How much notice is required to raise the rent in Arizona?

Verified July 9, 2026 All Arizona topics →

Arizona has no statute requiring advance notice of a rent increase for standard rentals — the familiar 30-day convention for month-to-month tenancies is derived from ARS 33-1375(B), which lets either party end a month-to-month tenancy on 30 days' written notice before the periodic rental date, so a landlord who raises rent effectively offers new terms the tenant can decline by leaving.

Week-to-week tenancies work the same way on 10 days' notice, and fixed-term leases lock the rent unless the lease says otherwise. There is no cap on the size or frequency of increases: Arizona has no statewide rent control, and ARS 33-1329 expressly preempts cities and towns from controlling rents on private residential property. The 90-day rent-increase notice that appears in many Arizona summaries belongs to mobile home parks only (ARS 33-1432(F)) and does not apply to houses or apartments.

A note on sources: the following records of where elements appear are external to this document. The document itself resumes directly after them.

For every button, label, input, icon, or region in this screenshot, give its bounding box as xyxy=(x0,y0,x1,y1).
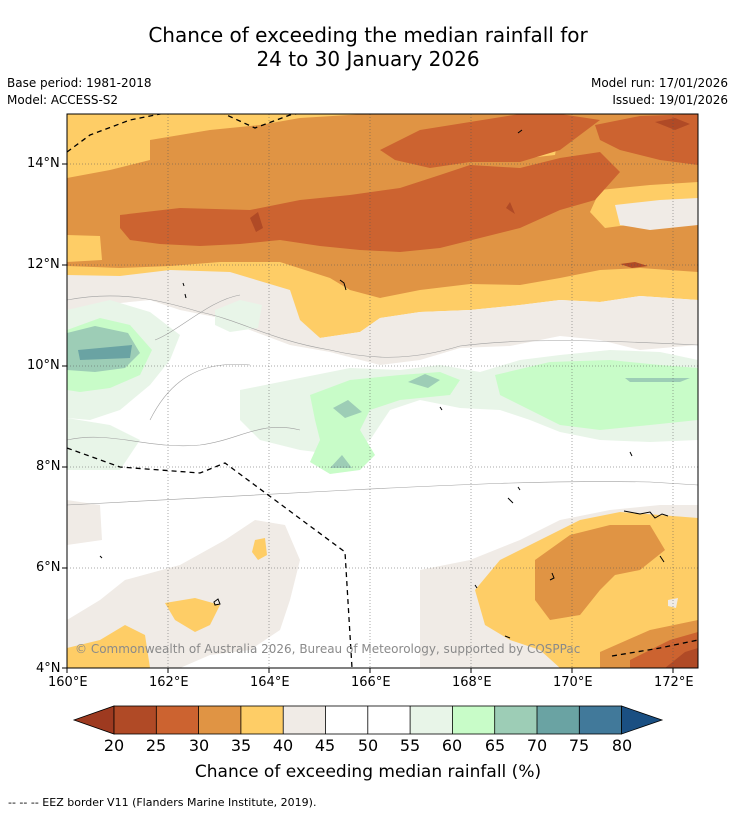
field-deep-teal-west xyxy=(78,345,132,360)
map-title-line1: Chance of exceeding the median rainfall … xyxy=(148,23,588,47)
colorbar-75-80 xyxy=(579,706,622,734)
field-light-orange-patch3 xyxy=(67,235,102,262)
colorbar-label-80: 80 xyxy=(611,736,633,755)
colorbar-low-arrow xyxy=(72,705,115,735)
colorbar-label-25: 25 xyxy=(145,736,167,755)
issued-date: Issued: 19/01/2026 xyxy=(612,93,728,107)
colorbar xyxy=(72,705,664,735)
map-title-line2: 24 to 30 January 2026 xyxy=(256,47,480,71)
lon-label-160e: 160°E xyxy=(48,675,88,690)
field-darkest-1 xyxy=(250,212,263,232)
field-darkest-ne xyxy=(655,118,690,130)
model-name: Model: ACCESS-S2 xyxy=(7,93,119,107)
graticule xyxy=(67,114,698,668)
colorbar-35-40 xyxy=(240,706,284,734)
lon-label-162e: 162°E xyxy=(149,675,189,690)
colorbar-label-70: 70 xyxy=(526,736,548,755)
lat-label-6n: 6°N xyxy=(36,560,61,575)
tick-marks xyxy=(62,163,674,673)
field-teal-mid3 xyxy=(330,455,352,468)
colorbar-20-25 xyxy=(114,706,157,734)
field-light-orange-s2 xyxy=(252,538,267,560)
colorbar-45-50 xyxy=(325,706,368,734)
field-pale-green-patch xyxy=(215,300,262,332)
colorbar-label-45: 45 xyxy=(314,736,336,755)
lon-label-172e: 172°E xyxy=(654,675,694,690)
colorbar-label-20: 20 xyxy=(103,736,125,755)
field-teal-mid2 xyxy=(333,400,362,418)
colorbar-label-65: 65 xyxy=(484,736,506,755)
colorbar-25-30 xyxy=(156,706,199,734)
lat-label-8n: 8°N xyxy=(36,459,61,474)
islands xyxy=(99,129,669,639)
field-dark-orange-north xyxy=(380,114,600,168)
colorbar-40-45 xyxy=(283,706,326,734)
colorbar-label-60: 60 xyxy=(441,736,463,755)
field-teal-mid1 xyxy=(408,374,440,388)
eez-borders xyxy=(67,114,698,668)
field-green-mid xyxy=(310,372,460,474)
colorbar-55-60 xyxy=(410,706,453,734)
lat-label-14n: 14°N xyxy=(27,156,60,171)
field-grey-patch1 xyxy=(615,198,698,230)
colorbar-70-75 xyxy=(537,706,580,734)
probability-field xyxy=(67,114,698,668)
eez-footnote: -- -- -- EEZ border V11 (Flanders Marine… xyxy=(8,796,317,809)
colorbar-label-75: 75 xyxy=(568,736,590,755)
lat-label-10n: 10°N xyxy=(27,358,60,373)
colorbar-label-40: 40 xyxy=(272,736,294,755)
field-teal-east xyxy=(625,378,690,382)
field-grey-north xyxy=(67,270,698,365)
field-pale-green-west xyxy=(67,418,140,470)
field-grey-sw xyxy=(67,500,102,545)
colorbar-label-55: 55 xyxy=(399,736,421,755)
lon-label-164e: 164°E xyxy=(250,675,290,690)
colorbar-label-50: 50 xyxy=(357,736,379,755)
field-mid-orange-se xyxy=(535,525,665,620)
copyright-notice: © Commonwealth of Australia 2026, Bureau… xyxy=(75,642,580,656)
colorbar-60-65 xyxy=(452,706,495,734)
field-green-east xyxy=(495,360,698,430)
lon-label-168e: 168°E xyxy=(452,675,492,690)
field-light-orange-sw xyxy=(67,625,150,668)
base-period: Base period: 1981-2018 xyxy=(7,76,152,90)
field-darkest-2 xyxy=(506,202,515,214)
colorbar-30-35 xyxy=(198,706,241,734)
field-light-orange-s1 xyxy=(165,598,220,632)
colorbar-50-55 xyxy=(367,706,411,734)
model-run: Model run: 17/01/2026 xyxy=(590,76,728,90)
lat-label-12n: 12°N xyxy=(27,257,60,272)
colorbar-high-arrow xyxy=(621,705,664,735)
colorbar-label-30: 30 xyxy=(188,736,210,755)
lon-label-166e: 166°E xyxy=(351,675,391,690)
colorbar-65-70 xyxy=(494,706,537,734)
lat-label-4n: 4°N xyxy=(36,661,61,676)
lon-label-170e: 170°E xyxy=(553,675,593,690)
colorbar-label-35: 35 xyxy=(230,736,252,755)
plot-frame xyxy=(66,113,699,669)
colorbar-title: Chance of exceeding median rainfall (%) xyxy=(194,762,542,782)
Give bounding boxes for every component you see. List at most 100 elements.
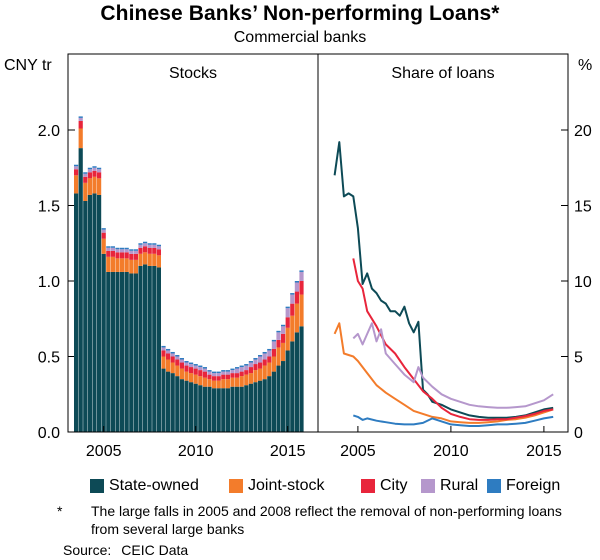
source-line: Source: CEIC Data <box>63 542 188 558</box>
bar-foreign-2008q3 <box>166 348 171 351</box>
bar-joint-stock-2013q4 <box>262 365 267 380</box>
bar-state-owned-2012q3 <box>239 386 244 432</box>
bar-city-2005q1 <box>101 232 106 239</box>
bar-state-owned-2011q2 <box>216 388 221 432</box>
bar-city-2015q3 <box>294 291 299 304</box>
bar-rural-2012q4 <box>244 365 249 371</box>
bar-joint-stock-2013q2 <box>253 370 258 383</box>
bar-foreign-2004q4 <box>97 167 102 170</box>
bar-rural-2015q3 <box>294 282 299 292</box>
bar-joint-stock-2013q1 <box>248 373 253 384</box>
bar-city-2014q1 <box>267 356 272 363</box>
bar-city-2006q1 <box>120 252 125 259</box>
legend: State-owned Joint-stock City Rural Forei… <box>0 476 600 496</box>
stocks-bars <box>74 116 304 432</box>
bar-city-2013q2 <box>253 364 258 371</box>
bar-foreign-2011q3 <box>221 370 226 372</box>
bar-state-owned-2011q1 <box>212 388 217 432</box>
bar-city-2012q2 <box>235 373 240 378</box>
line-rural <box>352 322 554 409</box>
bar-state-owned-2009q3 <box>184 380 189 432</box>
bar-joint-stock-2011q3 <box>221 379 226 389</box>
bar-state-owned-2015q3 <box>294 332 299 432</box>
bar-city-2004q1 <box>83 176 88 183</box>
bar-foreign-2006q2 <box>124 247 129 250</box>
bar-foreign-2007q2 <box>143 241 148 244</box>
bar-state-owned-2007q4 <box>152 265 157 432</box>
bar-joint-stock-2009q3 <box>184 371 189 381</box>
bar-city-2008q2 <box>161 350 166 357</box>
bar-joint-stock-2009q1 <box>175 365 180 377</box>
bar-state-owned-2013q4 <box>262 379 267 432</box>
bar-foreign-2009q2 <box>179 358 184 360</box>
bar-state-owned-2010q1 <box>193 383 198 432</box>
bar-foreign-2009q4 <box>189 362 194 365</box>
legend-label-state-owned: State-owned <box>109 477 199 494</box>
bar-joint-stock-2005q4 <box>115 258 120 272</box>
bar-rural-2008q1 <box>156 246 161 250</box>
bar-rural-2010q4 <box>207 371 212 375</box>
bar-rural-2010q1 <box>193 365 198 369</box>
bar-state-owned-2011q3 <box>221 388 226 432</box>
bar-state-owned-2006q1 <box>120 271 125 432</box>
bar-state-owned-2004q2 <box>87 194 92 432</box>
bar-city-2012q3 <box>239 371 244 377</box>
bar-joint-stock-2006q1 <box>120 258 125 272</box>
y-unit-right: % <box>578 57 592 74</box>
bar-foreign-2012q2 <box>235 367 240 369</box>
bar-city-2013q3 <box>258 362 263 369</box>
x-tick-left-2010: 2010 <box>178 443 214 460</box>
bar-rural-2005q4 <box>115 249 120 253</box>
bar-foreign-2005q3 <box>110 246 115 248</box>
bar-foreign-2010q3 <box>202 367 207 369</box>
bar-city-2011q2 <box>216 376 221 381</box>
bar-foreign-2010q1 <box>193 364 198 366</box>
chart-subtitle: Commercial banks <box>233 29 367 46</box>
bar-city-2006q3 <box>129 253 134 260</box>
line-foreign <box>352 414 554 427</box>
bar-state-owned-2012q1 <box>230 386 235 432</box>
bar-joint-stock-2010q2 <box>198 376 203 386</box>
bar-rural-2014q1 <box>267 350 272 357</box>
bar-state-owned-2013q2 <box>253 382 258 432</box>
bar-state-owned-2013q1 <box>248 383 253 432</box>
y-unit-left: CNY tr <box>4 57 52 74</box>
y-tick-left-0-5: 0.5 <box>38 350 60 367</box>
bar-state-owned-2005q2 <box>106 271 111 432</box>
bar-rural-2008q4 <box>170 353 175 357</box>
bar-foreign-2013q2 <box>253 358 258 360</box>
bar-rural-2014q4 <box>281 326 286 334</box>
bar-state-owned-2005q1 <box>101 253 106 432</box>
bar-foreign-2007q1 <box>138 243 143 245</box>
bar-rural-2014q2 <box>271 341 276 349</box>
bar-joint-stock-2009q4 <box>189 373 194 383</box>
bar-rural-2010q3 <box>202 368 207 372</box>
bar-foreign-2008q1 <box>156 244 161 247</box>
bar-foreign-2011q4 <box>225 370 230 372</box>
x-tick-left-2015: 2015 <box>270 443 306 460</box>
bar-foreign-2015q2 <box>290 293 295 295</box>
bar-rural-2004q2 <box>87 169 92 173</box>
bar-foreign-2009q1 <box>175 354 180 357</box>
bar-joint-stock-2012q2 <box>235 377 240 387</box>
legend-label-rural: Rural <box>440 477 479 494</box>
bar-state-owned-2010q2 <box>198 385 203 432</box>
bar-state-owned-2006q2 <box>124 271 129 432</box>
bar-city-2005q2 <box>106 250 111 257</box>
bar-rural-2007q1 <box>138 244 143 248</box>
bar-rural-2007q3 <box>147 244 152 248</box>
bar-city-2015q4 <box>299 281 304 295</box>
y-tick-left-0-0: 0.0 <box>38 425 60 442</box>
bar-joint-stock-2010q4 <box>207 379 212 387</box>
bar-joint-stock-2012q1 <box>230 377 235 387</box>
bar-city-2013q1 <box>248 367 253 374</box>
legend-item-joint-stock: Joint-stock <box>229 476 324 496</box>
bar-foreign-2003q3 <box>74 164 79 167</box>
bar-foreign-2013q1 <box>248 361 253 363</box>
legend-swatch-city <box>361 479 375 493</box>
legend-swatch-state-owned <box>90 479 104 493</box>
bar-state-owned-2010q4 <box>207 386 212 432</box>
bar-city-2010q4 <box>207 374 212 380</box>
bar-rural-2005q2 <box>106 247 111 251</box>
bar-joint-stock-2007q3 <box>147 253 152 266</box>
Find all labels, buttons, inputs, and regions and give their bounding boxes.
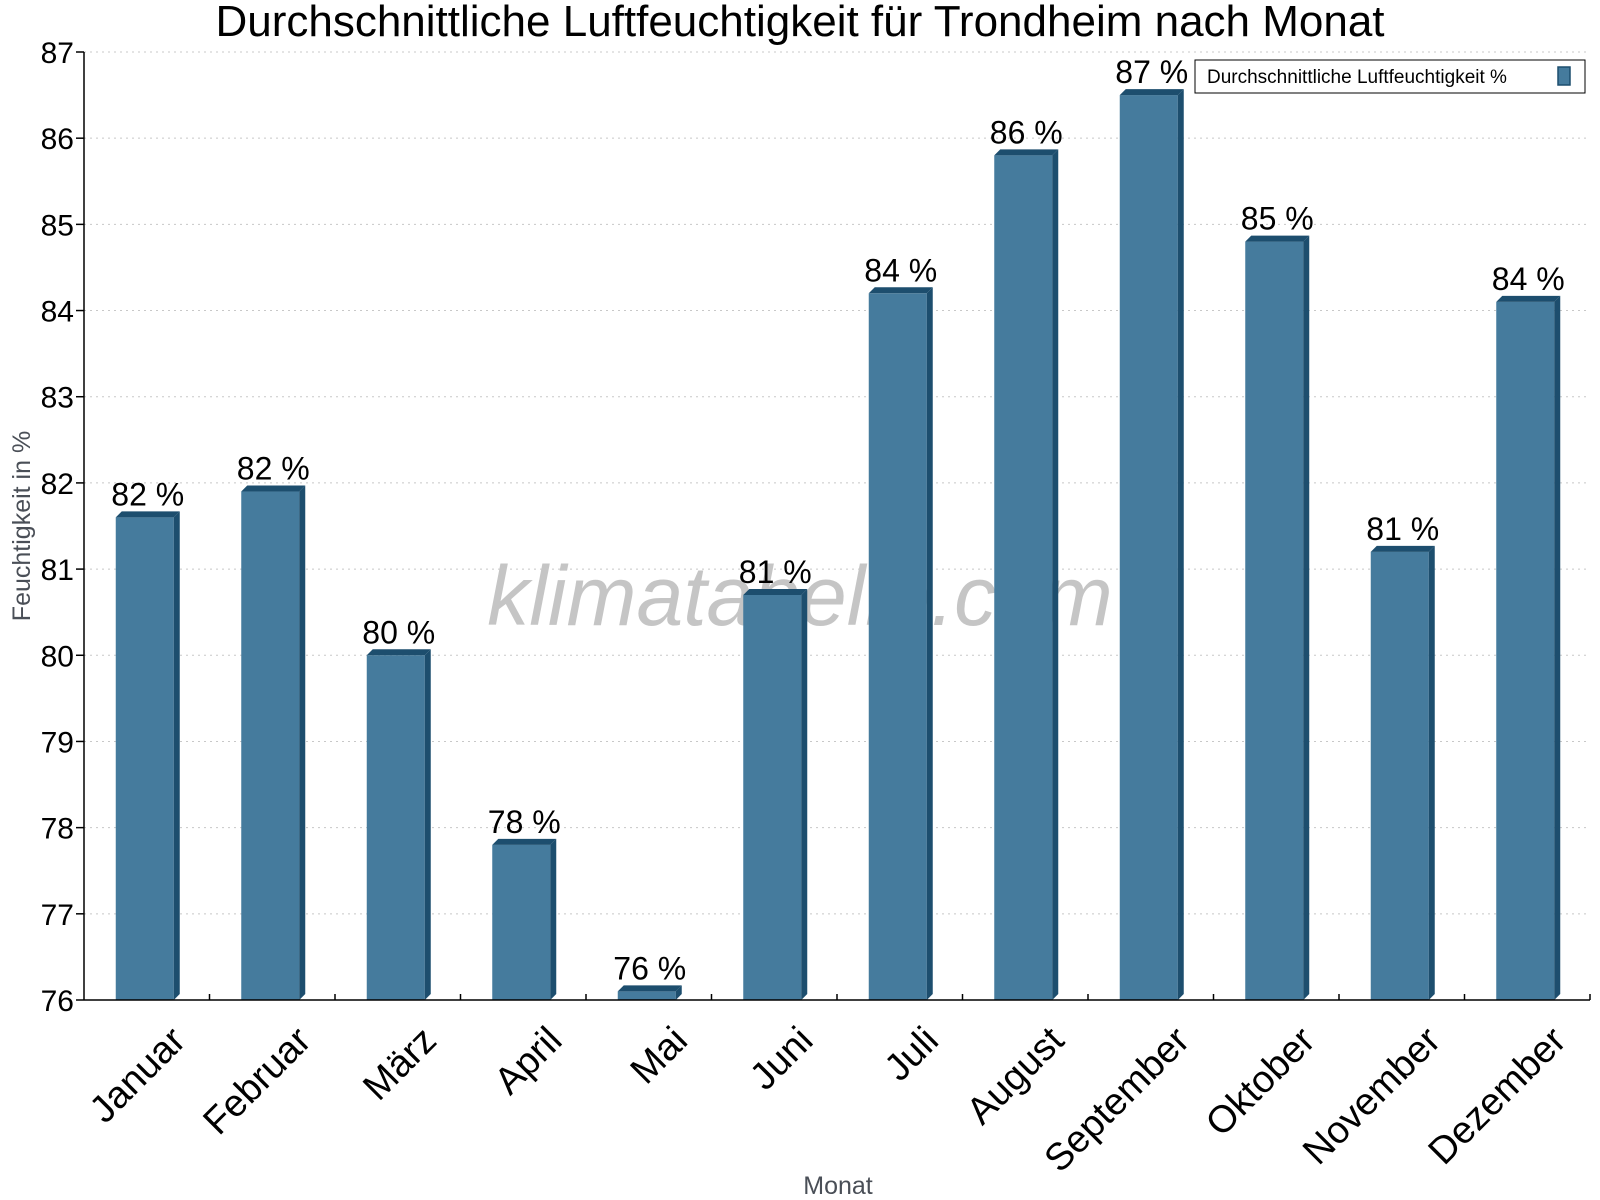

Arizona rent increase notice at a glance

Notice — month-to-month No rent-increase statute — notice derives from tenancy-termination rules (see summary)
Varies by increase size Not addressed by statute
Fixed-term leases Rent cannot change during a fixed term unless the lease itself provides for it — a contract principle; no ARLTA section addresses mid-term or renewal increases.
Statewide rent control / stabilization No
Rent control details No statewide rent control exists, and ARS 33-1329(A) declares rent control on private residential housing a matter of statewide concern and strips cities (including charter cities) and towns of the power to control rents. Subsection (B) carves out residential property owned, financed, insured, or subsidized by a state agency, city, or town. A 2025 repeal bill (HB 2337) died without a committee hearing — see notes for the misinformation flag.
Local rent control preempted Yes
Frequency limits Not addressed by statute

Notes and caveats

notice_days_month_to_month is null per the TX/GA/NC derivation convention: ARS 33-1375 addresses only termination and never mentions rent increases, so the 30-day figure is practice-derived, not statutory — page copy should present it as the derivation it is. Two live traps: (1) the mobile-home 90-day notice (33-1432(F), read directly this session) is constantly misattributed to standard rentals; (2) the AI-generated bill-summary site PoliScore falsely reports HB 2337 (2025, would have repealed 33-1329) as passed and signed — it died in January 2025 without a hearing, and 33-1329 was live on azleg.gov as of 2026-07-09. HB 4122 (2026, 'Fair Rental Agreement Act') would have added a nine-months' rent-increase notice for year-plus tenants; it also died (second reading only, session concluded) — noted as legislative direction, not pending. Neither dead bill is flagged in pending_legislation per the FL SB 716 precedent.

Statute citations

How this record was verified: Direct read of statute text on the official Arizona Legislature site (azleg.gov): ARS 33-1321 and 33-1343 each read in full twice (independent fetches matched verbatim), ARS 33-1368, 33-1375, 33-1329, 33-1376, and 33-1314 read in full, plus trap-check reads of the mobile-home statutes ARS 33-1414 (late fees) and 33-1432 (90-day rent-increase notice) to confirm those figures do NOT apply to standard rentals. Pending-bill statuses (HB 2337 of 2025, HB 4122 and HB 2243 of 2026) checked against azleg.gov bill text and legislative trackers 2026-07-09; all died without committee action.